In this First Concert Ever segment, the singer-songwriter, Adam Douglas, talks about the story of his first experience with live music.

Adam Douglas

In this First Concert Ever segment, the singer-songwriter, Adam Douglas, talks about the story of his first experience with live music. You can check out the story, after the break.

My first real concert of sorts was pretty late in the game actually. I had seen various types of performances before, but not a real concert, with an artist or band. I would’ve been around 16 years old, and I wanna say it was 1997 or so. I had just recently joined a bit of a garage band project, after being invited by some new friends. They had been playing in another band together for a year or two, but I was a total newbie. I remember vividly first hitting it off with Ryan Taylor (guitarist and songwriter) in the library at school one day previous to my being invited over to jam. We both were reaching for the same classic rock books – hunting down info about our mutual heroes Jimi Hendrix and Eric Clapton. I think Ryan was pleasantly surprised to see the “classical singing choir-boy” Adam hunting for similar reading material.
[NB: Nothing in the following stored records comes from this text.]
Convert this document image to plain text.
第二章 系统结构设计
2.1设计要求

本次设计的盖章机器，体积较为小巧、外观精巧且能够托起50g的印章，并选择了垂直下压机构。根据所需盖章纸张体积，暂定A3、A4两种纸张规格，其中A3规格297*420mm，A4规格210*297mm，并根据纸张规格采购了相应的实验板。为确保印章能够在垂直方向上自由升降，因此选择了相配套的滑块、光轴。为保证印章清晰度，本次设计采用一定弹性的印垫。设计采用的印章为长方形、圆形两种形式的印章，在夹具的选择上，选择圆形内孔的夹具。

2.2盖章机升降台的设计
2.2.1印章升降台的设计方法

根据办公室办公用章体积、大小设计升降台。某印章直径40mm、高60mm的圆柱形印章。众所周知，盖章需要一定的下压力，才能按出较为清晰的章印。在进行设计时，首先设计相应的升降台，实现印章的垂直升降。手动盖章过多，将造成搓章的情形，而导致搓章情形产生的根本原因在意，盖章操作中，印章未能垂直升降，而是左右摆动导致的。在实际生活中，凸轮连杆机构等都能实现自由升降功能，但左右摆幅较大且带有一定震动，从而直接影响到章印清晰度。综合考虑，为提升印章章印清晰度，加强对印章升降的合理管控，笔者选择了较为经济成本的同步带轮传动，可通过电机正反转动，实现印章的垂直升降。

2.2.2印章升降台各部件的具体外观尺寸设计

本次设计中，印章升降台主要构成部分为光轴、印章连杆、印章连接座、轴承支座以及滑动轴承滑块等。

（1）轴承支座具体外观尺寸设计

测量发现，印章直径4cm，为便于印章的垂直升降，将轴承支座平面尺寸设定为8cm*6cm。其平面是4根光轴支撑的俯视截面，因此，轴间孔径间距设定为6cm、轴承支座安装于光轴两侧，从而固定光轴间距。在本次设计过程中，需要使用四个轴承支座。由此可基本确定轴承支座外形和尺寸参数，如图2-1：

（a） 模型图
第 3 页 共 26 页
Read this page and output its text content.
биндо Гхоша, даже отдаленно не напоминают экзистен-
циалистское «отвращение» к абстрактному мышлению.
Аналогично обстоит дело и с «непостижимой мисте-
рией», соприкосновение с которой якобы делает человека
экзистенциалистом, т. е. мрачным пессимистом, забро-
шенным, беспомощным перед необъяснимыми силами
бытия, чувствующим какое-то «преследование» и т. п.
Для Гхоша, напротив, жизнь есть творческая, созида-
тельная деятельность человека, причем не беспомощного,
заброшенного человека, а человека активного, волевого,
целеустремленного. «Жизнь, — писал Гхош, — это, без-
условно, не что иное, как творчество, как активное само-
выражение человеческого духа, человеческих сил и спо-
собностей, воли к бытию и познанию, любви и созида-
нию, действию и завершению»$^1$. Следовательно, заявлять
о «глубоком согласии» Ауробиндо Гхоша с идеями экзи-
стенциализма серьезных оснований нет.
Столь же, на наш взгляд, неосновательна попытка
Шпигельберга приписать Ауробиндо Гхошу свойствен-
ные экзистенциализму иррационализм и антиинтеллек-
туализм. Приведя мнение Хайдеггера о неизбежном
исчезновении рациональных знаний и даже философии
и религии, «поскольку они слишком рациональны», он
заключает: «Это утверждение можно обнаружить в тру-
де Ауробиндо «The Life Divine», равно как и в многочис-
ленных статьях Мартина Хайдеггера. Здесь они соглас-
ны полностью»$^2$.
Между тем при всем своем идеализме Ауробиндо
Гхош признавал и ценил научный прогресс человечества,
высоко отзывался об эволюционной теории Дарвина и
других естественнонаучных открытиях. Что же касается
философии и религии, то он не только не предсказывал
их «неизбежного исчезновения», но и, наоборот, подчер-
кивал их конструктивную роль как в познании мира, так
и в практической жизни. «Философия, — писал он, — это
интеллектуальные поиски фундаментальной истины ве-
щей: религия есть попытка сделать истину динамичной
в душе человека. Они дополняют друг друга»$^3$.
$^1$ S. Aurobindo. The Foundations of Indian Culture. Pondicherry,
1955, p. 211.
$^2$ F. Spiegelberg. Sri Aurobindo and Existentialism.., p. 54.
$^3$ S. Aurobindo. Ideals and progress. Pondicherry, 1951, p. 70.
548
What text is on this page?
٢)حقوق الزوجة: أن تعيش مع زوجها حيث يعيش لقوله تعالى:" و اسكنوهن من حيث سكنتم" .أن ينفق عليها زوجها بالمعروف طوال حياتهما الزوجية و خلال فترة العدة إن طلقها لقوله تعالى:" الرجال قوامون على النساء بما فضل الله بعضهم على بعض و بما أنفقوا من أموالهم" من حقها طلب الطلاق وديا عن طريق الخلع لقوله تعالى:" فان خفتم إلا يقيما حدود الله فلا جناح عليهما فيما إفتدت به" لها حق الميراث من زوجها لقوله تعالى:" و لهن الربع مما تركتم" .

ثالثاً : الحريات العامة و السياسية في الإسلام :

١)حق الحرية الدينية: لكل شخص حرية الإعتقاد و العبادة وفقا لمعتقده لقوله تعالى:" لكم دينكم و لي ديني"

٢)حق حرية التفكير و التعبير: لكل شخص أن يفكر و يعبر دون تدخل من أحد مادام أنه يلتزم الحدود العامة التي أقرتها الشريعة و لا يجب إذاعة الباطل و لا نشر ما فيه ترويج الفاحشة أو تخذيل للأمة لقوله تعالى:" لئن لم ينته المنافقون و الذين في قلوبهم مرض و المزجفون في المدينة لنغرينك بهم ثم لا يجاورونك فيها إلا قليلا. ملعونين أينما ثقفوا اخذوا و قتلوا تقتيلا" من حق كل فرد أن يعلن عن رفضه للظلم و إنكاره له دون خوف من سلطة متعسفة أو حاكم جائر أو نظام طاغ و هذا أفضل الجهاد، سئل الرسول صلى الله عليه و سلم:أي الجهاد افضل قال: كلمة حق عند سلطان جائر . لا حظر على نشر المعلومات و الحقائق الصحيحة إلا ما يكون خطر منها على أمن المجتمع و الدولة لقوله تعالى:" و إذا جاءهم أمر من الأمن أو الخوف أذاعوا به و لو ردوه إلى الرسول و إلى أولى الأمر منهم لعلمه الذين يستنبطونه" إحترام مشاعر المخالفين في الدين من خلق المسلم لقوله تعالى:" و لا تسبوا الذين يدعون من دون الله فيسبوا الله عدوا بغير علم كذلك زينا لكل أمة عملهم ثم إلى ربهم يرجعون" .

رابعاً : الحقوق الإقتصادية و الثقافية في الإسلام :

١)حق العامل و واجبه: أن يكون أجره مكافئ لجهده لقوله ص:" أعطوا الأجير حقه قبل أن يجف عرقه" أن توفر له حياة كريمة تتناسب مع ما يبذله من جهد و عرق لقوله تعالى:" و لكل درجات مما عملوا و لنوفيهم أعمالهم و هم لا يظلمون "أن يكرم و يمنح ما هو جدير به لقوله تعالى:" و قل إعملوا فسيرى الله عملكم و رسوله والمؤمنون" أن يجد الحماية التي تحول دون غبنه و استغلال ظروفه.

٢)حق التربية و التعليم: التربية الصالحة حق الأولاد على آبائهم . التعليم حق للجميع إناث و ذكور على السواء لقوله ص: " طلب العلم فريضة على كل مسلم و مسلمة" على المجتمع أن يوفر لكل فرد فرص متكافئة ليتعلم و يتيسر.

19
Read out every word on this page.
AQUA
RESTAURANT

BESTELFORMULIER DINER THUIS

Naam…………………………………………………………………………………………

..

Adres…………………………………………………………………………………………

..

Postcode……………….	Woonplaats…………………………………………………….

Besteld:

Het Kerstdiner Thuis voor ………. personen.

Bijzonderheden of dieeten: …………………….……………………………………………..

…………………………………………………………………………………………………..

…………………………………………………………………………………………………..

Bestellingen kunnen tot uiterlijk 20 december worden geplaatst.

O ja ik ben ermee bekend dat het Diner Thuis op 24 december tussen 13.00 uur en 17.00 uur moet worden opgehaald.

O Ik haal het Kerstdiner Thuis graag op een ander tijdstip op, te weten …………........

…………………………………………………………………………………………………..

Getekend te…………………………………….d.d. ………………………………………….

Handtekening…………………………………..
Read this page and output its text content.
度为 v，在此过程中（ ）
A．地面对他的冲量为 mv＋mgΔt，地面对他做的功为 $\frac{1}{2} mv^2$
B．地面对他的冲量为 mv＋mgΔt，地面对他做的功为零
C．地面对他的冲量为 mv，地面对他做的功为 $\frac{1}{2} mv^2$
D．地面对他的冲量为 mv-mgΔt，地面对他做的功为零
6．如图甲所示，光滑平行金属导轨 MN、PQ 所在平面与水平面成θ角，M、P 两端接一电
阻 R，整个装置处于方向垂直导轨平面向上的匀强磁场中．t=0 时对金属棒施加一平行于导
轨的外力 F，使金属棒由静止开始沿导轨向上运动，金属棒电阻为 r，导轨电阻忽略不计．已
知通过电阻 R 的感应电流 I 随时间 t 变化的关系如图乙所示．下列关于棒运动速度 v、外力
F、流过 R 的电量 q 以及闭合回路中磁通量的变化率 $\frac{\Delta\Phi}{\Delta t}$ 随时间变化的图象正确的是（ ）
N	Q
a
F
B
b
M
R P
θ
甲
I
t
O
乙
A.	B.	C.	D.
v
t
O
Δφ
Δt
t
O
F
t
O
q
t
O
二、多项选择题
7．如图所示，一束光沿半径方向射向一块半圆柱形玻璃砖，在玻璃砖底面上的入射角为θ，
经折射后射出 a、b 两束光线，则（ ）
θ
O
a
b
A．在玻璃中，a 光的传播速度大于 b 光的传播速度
He then invited me over to hang, talk music, and pushed me to sing my first rock songs: “paranoid” by black sabbath, and “Midnight Rider” by the Allman Brothers Band. I had a blast that first day! But I’ll never forget the looks on the faces of Ryan, and Stu the drummer. I hit the notes just fine, but they were quite entertained by my choir boy tonality – trying to sing that rock stuff for the first time. I can still picture them laughing about it to this day.
After some weeks of hanging out, talking music, listening to music, and continuing to jam on the stuff, Ryan invited Stu and me to join him and his folks to the BB King Blues Fest up in Tulsa, OK. I remember how excited I was upon hearing what names would be on the bill that year. It was just an all-star lineup, and right on the money for my budding blues and rock enthusiasm.
It was an outdoor festival, on a lovely late-summer evening. We had parked relatively far away and had to walk quite a ways to find the entrance, waltz through the gates, walk past a smaller stage where a local blues band was copping some SRV, proceed to make our way through the sea of lawn chairs and picnic blankets to find the reserved seats, numbered, and aligned directly in front of the enormous stage. I was ecstatic about the opportunity to catch 3 of my absolute heroes: BB King, Buddy Guy, and Dr. John.
After what seemed like an eternity of waiting, the main stage lights lit up, and Dr. John’s band took the stage to begin vamping the first tune. Soon after, the Dr. Himself was paraded out to his throne behind the piano, and the evening took off like a jetliner. Admittedly, I had only previously heard through a greatest hits type compilation CD that I borrowed from the library and was otherwise a little unfamiliar with the deeper cuts that Mac and the gang were pulling out. But I was mesmerized – nonetheless… That kind of vibe and attitude I had never really experience before. It felt like a party on stage. Meticulously organized chaos in a way. I loved it. Eventually, they ended up the set with “right place, wrong time”, and the previously observed “organized chaos” seemed to find its stride.
Next up, was the formidable Buddy Guy. The source of inspiration to so many of my favorite guitarists, and bands. It was extraordinary watching buddy with that signature polka dot Strat seduce, taunt, and converse with the crowd. That in particular is something I’ll never forget. He was full of rude humor and witty remarks on the microphone. This otherwise very conservative catholic boy was totally blown away. It felt dirty, in all the right ways! I had of course never seen anyone command the band (and crowd) in the way… He had total control of the entire dynamic of the evening. Truly inspiring… For me, Buddy and company had broken all of the rules that I thought existed. And that was really refreshing.
Last up (at his own festival) was the king himself, BB King. It was virtually impossible to be down the kind of music rabbit hole I was in at that time, and not be completely in love with Riley B. King. He was (and is) the man. His guitar Lucille was over his one shoulder and he remained seated thought most of the show. It was a rather large band, complete with a horn section, and all of them dressed to impress.
I recall thinking to myself that BB seemed old and tired. You could hear it in his voice and see it in his body language. To me, that made the evening all that much more significant… This king amongst men, was here in front of us, giving absolutely everything he had – to ensure that we all had a wonderful evening. A man of his age, and stature – still going at it. Still delivering. Still inspiring…
I left that evening on a complete high. The drive home seemed never-ending, as I was still processing what I had experienced. That evening showed me the true power of live music. The connection that each performer had with the swath of concert-goers. The shared journey we had all taken together. Pure magic. I was hooked.